Zhou Yu, director of the Research Center of International Finance at the Shanghai Academy of Social Sciences, said that since the yuan’s central parity exchange rate mechanism was reformed in mid-2015, there is now almost no government intervention in the currency fluctuation.
“Judging by the slightly decreasing foreign currency reserves in recent months, the government does not want the yuan to depreciate too much, even though depreciation will help offset negative effects from the trade disputes,” Zhou told the Global Times on Thursday.
The yuan has undergone a depreciation trend in recent months as the China -US trade disputes ferment.

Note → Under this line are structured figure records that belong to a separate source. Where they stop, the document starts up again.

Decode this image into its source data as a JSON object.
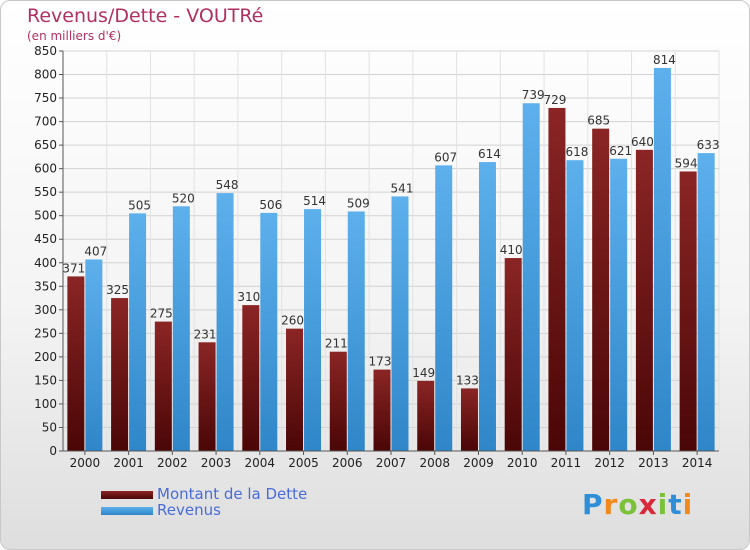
{
  "header": {
    "title": "Revenus/Dette - VOUTRé",
    "subtitle": "(en milliers d'€)"
  },
  "chart_data": {
    "type": "bar",
    "categories": [
      "2000",
      "2001",
      "2002",
      "2003",
      "2004",
      "2005",
      "2006",
      "2007",
      "2008",
      "2009",
      "2010",
      "2011",
      "2012",
      "2013",
      "2014"
    ],
    "series": [
      {
        "name": "Montant de la Dette",
        "color": "#7a1a1a",
        "values": [
          371,
          325,
          275,
          231,
          310,
          260,
          211,
          173,
          149,
          133,
          410,
          729,
          685,
          640,
          594
        ],
        "labels": [
          "371",
          "325",
          "275",
          "231",
          "310",
          "260",
          "211",
          "173",
          "149",
          "133",
          "410",
          "729",
          "685",
          "640",
          "594"
        ]
      },
      {
        "name": "Revenus",
        "color": "#4aa3e3",
        "values": [
          407,
          505,
          520,
          548,
          506,
          514,
          509,
          541,
          607,
          614,
          739,
          618,
          621,
          814,
          633
        ],
        "labels": [
          "407",
          "505",
          "520",
          "548",
          "506",
          "514",
          "509",
          "541",
          "607",
          "614",
          "739",
          "618",
          "621",
          "814",
          "633"
        ]
      }
    ],
    "ylim": [
      0,
      850
    ],
    "yticks": [
      0,
      50,
      100,
      150,
      200,
      250,
      300,
      350,
      400,
      450,
      500,
      550,
      600,
      650,
      700,
      750,
      800,
      850
    ],
    "grid": true,
    "legend_position": "bottom-left"
  },
  "legend": {
    "debt_label": "Montant de la Dette",
    "revenue_label": "Revenus"
  },
  "logo": {
    "text": "Proxiti"
  }
}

On Thursday, the yuan’s central parity exchange rate against the US dollar weakened by 172 basis points to 6.9275, according to data provided by the PBC.

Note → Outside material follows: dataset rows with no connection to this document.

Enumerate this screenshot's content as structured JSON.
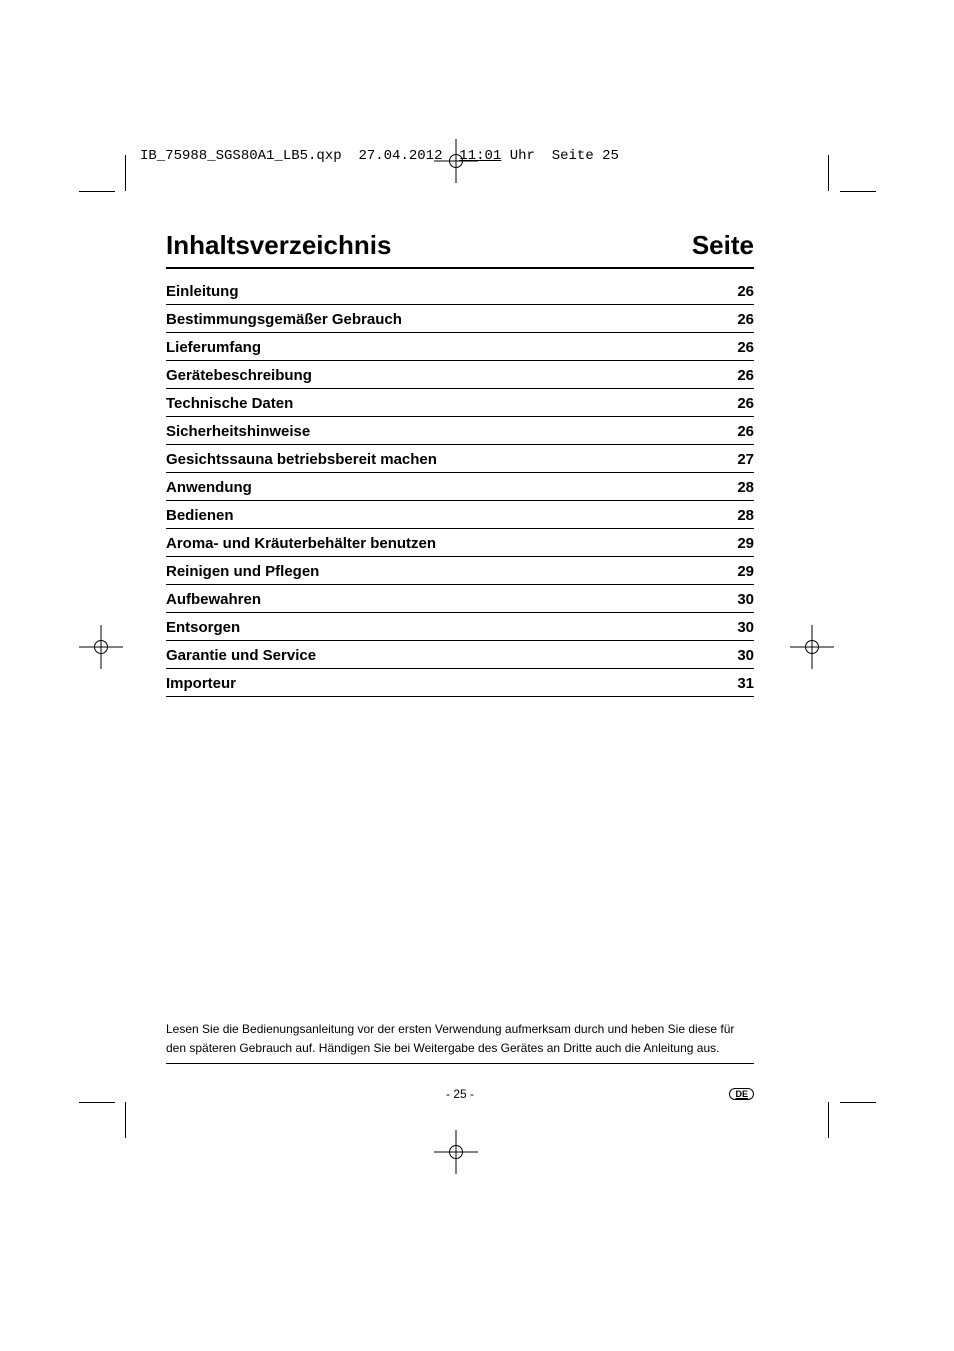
{
  "print_header": {
    "filename": "IB_75988_SGS80A1_LB5.qxp",
    "date": "27.04.2012",
    "time_underlined": "11:01",
    "time_rest": " Uhr",
    "page_info": "Seite 25"
  },
  "toc": {
    "title_left": "Inhaltsverzeichnis",
    "title_right": "Seite",
    "entries": [
      {
        "heading": "Einleitung",
        "page": "26"
      },
      {
        "heading": "Bestimmungsgemäßer Gebrauch",
        "page": "26"
      },
      {
        "heading": "Lieferumfang",
        "page": "26"
      },
      {
        "heading": "Gerätebeschreibung",
        "page": "26"
      },
      {
        "heading": "Technische Daten",
        "page": "26"
      },
      {
        "heading": "Sicherheitshinweise",
        "page": "26"
      },
      {
        "heading": "Gesichtssauna betriebsbereit machen",
        "page": "27"
      },
      {
        "heading": "Anwendung",
        "page": "28"
      },
      {
        "heading": "Bedienen",
        "page": "28"
      },
      {
        "heading": "Aroma- und Kräuterbehälter benutzen",
        "page": "29"
      },
      {
        "heading": "Reinigen und Pflegen",
        "page": "29"
      },
      {
        "heading": "Aufbewahren",
        "page": "30"
      },
      {
        "heading": "Entsorgen",
        "page": "30"
      },
      {
        "heading": "Garantie und Service",
        "page": "30"
      },
      {
        "heading": "Importeur",
        "page": "31"
      }
    ]
  },
  "disclaimer": "Lesen Sie die Bedienungsanleitung vor der ersten Verwendung aufmerksam durch und heben Sie diese für den späteren Gebrauch auf. Händigen Sie bei Weitergabe des Gerätes an Dritte auch die Anleitung aus.",
  "footer": {
    "page_number": "- 25 -",
    "lang": "DE"
  }
}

Experts also noted that the US Treasury’s decision in the currency report shows a kind of “split” with the Trump administration.
“In terms of the yuan, Trump is in the habit of shooting off his mouth as an excuse to blame and suppress China, but what he said is ungrounded, while the Treasury has technical norms to judge whether a certain country is a currency manipulator,” Zhou told the Global Times.
Lin Guijun, vice president of the University of International Business and Economics, told the Global Times on Thursday that Trump represents traditional US industries, while the Treasury speaks for the interests of Wall Street and new industries, which embrace cross-border cooperation.
Negative impact to come
The split judgment in the US on China’s currency system comes as the two countries are embroiled in a months-long trade dispute that shows no signs of abating so far.
The Sino-US trade talks are “on hiatus,” US Commerce Secretary Wilbur Ross said on Wednesday, CNBC reported. “I don’t know that I would call it a continued impasse. We are where we are,” Ross was quoted by CNBC as saying.
Lin cautioned that China should watch out for the launch of currency sanctions by the US against China, such as restricting US dollar-denominated payment.
Experts said that the US economy will be weighed down by the protectionist policies in the long term, though things still look promising for the country now.
A World Economic Forum (WEF) report on global competitiveness, which was published on Tuesday, has ranked the US at the top of the 140 countries listed.
According to Zhou, the tariff barriers would not only cut existing industrial chains, but would raise commodity prices. “Also, Trump can’t achieve his goal of directing companies back to the US, because the labor cost gap between China and the US is too huge,” Zhou said.
He predicted that the negative impact might appear in 2020, when the US exits its current business cycle.